Another form of madness provided my next highlight. As we travelled across Greece towards the town of Kalambaka, some of my companions discussed what form of insanity might cause religious fanatics to build monasteries on top of huge stone columns such as we were about to see in Meteora. All that remains of the over 70 original monasteries, are 7still standing, and only some of those still operating as monasteries. Why, people wondered, would anyone need to isolate themselves on top of gigantic stone pillars, in order to feel closer to god? As we drew nearer to the town of Kalambaka, we could see the rock formations towering over the buildings. The closer we got the more massive they appeared; they absolutely dominated the landscape. Our hotel (and every other building in town) had a fantastic view of these monstrous elemental artefacts.
In the morning we travelled by bus up into the foothills, where we passed caves in the side of some of the rock towers. In these caves (more like cracks and slits in the sheer rock-face) were what looked like small platforms made of twigs, that were used by monks who sought purification. They would go and live on these fragile platforms for days or weeks, until the flesh was subdued. These people took their spiritual hygiene seriously!

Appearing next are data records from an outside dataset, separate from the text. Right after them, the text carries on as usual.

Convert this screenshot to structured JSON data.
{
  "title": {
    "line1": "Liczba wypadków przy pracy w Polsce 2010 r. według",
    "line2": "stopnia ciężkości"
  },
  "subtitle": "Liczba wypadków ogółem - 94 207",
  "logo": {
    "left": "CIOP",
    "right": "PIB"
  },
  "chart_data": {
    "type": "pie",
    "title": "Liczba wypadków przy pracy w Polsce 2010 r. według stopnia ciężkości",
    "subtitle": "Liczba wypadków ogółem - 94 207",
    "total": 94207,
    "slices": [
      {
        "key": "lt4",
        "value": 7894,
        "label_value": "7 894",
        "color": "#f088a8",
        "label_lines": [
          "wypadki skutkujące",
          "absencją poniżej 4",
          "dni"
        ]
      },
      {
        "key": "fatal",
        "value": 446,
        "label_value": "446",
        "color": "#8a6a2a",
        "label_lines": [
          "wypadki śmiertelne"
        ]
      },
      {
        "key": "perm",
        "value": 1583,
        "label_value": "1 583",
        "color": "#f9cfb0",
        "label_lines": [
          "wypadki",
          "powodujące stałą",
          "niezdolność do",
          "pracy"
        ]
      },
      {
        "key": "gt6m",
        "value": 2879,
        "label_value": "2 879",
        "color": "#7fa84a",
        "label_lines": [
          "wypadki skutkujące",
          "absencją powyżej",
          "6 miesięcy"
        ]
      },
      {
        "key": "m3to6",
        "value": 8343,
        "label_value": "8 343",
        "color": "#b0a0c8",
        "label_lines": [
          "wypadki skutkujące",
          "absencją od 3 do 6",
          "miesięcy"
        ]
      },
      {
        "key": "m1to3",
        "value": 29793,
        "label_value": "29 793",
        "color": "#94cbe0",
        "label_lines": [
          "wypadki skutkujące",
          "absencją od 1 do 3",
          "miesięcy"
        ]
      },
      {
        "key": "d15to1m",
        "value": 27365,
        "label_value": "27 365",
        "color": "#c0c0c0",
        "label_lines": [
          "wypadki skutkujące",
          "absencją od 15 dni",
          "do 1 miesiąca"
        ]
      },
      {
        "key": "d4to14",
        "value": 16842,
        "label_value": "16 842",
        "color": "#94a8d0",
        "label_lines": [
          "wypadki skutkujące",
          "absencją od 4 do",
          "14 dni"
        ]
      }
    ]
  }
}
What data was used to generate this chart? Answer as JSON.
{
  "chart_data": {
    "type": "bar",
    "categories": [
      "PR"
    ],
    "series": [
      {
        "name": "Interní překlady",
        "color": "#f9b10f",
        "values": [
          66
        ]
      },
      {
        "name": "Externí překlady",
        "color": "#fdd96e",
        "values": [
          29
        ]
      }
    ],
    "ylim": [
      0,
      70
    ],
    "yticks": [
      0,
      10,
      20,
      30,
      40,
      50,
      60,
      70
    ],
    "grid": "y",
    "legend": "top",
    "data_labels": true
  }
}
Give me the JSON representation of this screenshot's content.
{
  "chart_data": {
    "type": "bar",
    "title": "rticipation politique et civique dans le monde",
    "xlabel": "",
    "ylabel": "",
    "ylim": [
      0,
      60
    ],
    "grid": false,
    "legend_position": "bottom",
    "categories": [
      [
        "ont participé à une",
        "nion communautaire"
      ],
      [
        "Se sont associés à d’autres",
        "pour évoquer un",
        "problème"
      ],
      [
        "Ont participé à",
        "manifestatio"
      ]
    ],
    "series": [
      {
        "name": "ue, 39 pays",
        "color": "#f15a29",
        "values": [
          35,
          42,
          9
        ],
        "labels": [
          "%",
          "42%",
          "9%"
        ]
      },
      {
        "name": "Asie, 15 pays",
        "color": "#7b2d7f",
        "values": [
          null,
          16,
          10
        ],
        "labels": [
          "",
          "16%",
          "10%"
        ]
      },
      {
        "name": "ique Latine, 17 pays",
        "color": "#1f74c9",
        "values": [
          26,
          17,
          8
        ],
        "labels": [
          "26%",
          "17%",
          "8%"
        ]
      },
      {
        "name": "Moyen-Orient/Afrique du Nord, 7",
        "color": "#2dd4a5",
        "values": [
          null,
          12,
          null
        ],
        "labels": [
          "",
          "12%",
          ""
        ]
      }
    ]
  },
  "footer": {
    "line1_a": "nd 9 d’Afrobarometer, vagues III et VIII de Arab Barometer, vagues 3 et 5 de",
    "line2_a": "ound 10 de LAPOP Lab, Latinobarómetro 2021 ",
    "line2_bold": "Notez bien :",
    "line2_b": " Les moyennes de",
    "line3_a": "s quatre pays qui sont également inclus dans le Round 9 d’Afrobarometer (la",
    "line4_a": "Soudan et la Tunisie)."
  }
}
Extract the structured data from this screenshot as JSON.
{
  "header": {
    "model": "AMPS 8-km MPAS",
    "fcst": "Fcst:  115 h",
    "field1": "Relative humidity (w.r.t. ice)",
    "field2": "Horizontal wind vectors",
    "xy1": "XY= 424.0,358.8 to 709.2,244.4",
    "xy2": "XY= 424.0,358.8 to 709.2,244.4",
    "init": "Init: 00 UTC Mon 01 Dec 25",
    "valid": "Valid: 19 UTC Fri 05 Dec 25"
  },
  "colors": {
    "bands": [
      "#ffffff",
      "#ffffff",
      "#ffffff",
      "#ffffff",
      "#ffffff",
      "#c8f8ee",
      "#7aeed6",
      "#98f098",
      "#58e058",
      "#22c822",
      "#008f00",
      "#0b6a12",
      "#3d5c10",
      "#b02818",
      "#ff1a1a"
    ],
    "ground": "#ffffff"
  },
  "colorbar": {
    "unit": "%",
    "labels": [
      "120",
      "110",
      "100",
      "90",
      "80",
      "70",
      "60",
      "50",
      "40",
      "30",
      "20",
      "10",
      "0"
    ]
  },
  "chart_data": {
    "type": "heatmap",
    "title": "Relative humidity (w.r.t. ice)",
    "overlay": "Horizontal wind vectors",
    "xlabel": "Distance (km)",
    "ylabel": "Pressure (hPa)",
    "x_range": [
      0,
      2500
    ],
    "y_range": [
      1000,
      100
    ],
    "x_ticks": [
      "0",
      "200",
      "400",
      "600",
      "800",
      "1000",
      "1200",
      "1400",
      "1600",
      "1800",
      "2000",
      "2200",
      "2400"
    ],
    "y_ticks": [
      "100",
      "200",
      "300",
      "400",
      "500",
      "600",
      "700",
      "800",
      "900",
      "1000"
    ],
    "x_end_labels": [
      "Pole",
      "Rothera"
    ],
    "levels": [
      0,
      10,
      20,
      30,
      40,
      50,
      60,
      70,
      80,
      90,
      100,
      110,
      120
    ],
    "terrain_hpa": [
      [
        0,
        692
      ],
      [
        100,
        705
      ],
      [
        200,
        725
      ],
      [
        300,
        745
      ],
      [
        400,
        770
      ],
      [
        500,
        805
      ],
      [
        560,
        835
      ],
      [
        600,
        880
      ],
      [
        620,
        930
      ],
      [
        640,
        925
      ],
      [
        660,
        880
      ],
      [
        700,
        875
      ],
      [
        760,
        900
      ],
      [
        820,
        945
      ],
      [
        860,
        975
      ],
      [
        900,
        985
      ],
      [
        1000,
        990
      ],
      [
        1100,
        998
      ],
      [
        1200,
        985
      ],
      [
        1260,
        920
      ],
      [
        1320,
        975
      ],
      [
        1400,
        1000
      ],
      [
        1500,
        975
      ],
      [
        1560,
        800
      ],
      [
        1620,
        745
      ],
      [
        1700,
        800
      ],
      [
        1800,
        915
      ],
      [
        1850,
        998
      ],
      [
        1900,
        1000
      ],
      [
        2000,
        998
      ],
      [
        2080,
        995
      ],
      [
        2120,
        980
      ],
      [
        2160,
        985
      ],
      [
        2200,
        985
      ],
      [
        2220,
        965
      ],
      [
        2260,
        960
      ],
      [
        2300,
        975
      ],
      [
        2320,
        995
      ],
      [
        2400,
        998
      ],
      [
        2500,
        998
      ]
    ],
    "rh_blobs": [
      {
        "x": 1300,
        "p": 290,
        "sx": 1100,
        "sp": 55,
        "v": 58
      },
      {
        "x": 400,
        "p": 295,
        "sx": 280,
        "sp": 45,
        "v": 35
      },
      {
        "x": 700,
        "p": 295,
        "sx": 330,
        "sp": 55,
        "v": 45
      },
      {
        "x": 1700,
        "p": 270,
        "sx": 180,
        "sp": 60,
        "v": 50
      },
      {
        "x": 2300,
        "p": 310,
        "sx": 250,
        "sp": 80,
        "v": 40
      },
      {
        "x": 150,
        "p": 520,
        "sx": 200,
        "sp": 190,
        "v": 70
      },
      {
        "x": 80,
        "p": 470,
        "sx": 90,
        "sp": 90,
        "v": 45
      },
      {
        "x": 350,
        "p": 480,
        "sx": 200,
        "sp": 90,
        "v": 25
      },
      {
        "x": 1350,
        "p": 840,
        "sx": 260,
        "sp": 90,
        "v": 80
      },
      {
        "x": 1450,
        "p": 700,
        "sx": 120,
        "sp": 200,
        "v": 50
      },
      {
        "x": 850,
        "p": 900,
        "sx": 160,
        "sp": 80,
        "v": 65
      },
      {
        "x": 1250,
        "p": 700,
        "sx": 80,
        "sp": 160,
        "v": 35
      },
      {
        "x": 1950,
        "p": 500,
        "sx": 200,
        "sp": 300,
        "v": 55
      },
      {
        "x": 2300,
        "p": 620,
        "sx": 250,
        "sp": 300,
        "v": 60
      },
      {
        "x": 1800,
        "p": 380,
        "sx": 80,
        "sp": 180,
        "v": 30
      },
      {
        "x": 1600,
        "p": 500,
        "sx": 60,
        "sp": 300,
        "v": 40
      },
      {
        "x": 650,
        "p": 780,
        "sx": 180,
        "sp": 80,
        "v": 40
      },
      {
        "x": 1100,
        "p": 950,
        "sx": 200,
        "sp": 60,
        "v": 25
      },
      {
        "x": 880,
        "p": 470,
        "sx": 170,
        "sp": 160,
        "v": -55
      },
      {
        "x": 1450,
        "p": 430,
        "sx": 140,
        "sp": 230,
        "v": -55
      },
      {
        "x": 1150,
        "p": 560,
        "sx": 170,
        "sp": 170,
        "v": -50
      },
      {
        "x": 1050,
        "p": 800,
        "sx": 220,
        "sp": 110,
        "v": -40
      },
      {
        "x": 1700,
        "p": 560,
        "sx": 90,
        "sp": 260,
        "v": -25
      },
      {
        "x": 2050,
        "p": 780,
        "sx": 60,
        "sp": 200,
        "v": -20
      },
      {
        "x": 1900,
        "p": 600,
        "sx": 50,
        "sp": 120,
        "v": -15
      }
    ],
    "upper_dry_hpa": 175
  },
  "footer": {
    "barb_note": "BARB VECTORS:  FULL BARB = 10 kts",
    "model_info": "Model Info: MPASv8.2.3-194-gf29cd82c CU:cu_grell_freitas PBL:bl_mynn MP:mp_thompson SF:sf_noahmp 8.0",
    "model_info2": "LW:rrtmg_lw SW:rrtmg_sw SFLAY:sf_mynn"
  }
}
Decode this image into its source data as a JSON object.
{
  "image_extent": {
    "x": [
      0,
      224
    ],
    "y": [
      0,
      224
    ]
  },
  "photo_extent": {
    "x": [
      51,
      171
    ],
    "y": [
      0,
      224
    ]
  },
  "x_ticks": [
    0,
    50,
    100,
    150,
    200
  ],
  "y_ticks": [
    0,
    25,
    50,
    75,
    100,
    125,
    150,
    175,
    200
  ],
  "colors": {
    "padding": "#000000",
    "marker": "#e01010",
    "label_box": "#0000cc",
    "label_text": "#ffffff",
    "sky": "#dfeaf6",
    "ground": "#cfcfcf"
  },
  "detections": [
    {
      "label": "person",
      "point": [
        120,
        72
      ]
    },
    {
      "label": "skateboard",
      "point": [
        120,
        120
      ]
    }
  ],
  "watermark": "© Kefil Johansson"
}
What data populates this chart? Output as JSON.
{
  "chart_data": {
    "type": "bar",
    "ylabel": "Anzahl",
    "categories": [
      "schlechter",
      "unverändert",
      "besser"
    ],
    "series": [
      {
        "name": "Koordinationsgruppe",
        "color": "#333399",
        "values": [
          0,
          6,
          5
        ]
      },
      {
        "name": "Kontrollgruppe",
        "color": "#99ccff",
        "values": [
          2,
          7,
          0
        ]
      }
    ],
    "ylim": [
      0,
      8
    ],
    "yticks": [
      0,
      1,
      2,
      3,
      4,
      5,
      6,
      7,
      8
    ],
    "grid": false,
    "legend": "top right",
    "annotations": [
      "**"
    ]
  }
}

The closer we got to the rock-towers, the bigger we saw they were. Here and there we could see buildings on the topmost part of the formation. We eventually arrived at a height about 2/3rd of the way up, where the bus parked, the rest of the way was on foot. At one time the only access to the monasteries had been by basket, hauled up the sheer cliffs by winch. Now roads have been built bringing visitors closer to the towers, and stone bridges constructed across the chasms, so that only a modest amount of energy is required to reach the top. (More than some people wanted to exert, but I felt it should have been more difficult…) Once we arrived at the monastery it was truly a world apart. Had it not been for the huge number of tourists, it would have been really tranquil.
Each monastery sits atop its own tower, and as I mentioned, at one time there had been over 70. This gives you some idea of the scale of these amazing rock-formations. They extend for miles, and are surrounded by extensive flat plains in all directions.
The first monastery we visited was for men only, and I was asked by the Monk at the entry, (quite sternly,) to cover my chest, before I was allowed to enter. This done, we explored the public portion of what was quite a large facility. Everything had been hand decorated with elaborate religious artwork, and was very beautiful. The second visit was to the Ladies monastery, which was smaller and more dainty, with a pretty little pocket of garden in front of the caretakers cottage. The artwork style was more feminine too.
After these visits we stopped at a point near the road where we could walk out onto a rock pillar on foot. Here in the presence of only a few other people, we experienced the peace and tranquillity that had brought the early religious pilgrims. No-one questioned the sanity or logic of building monasteries there after that.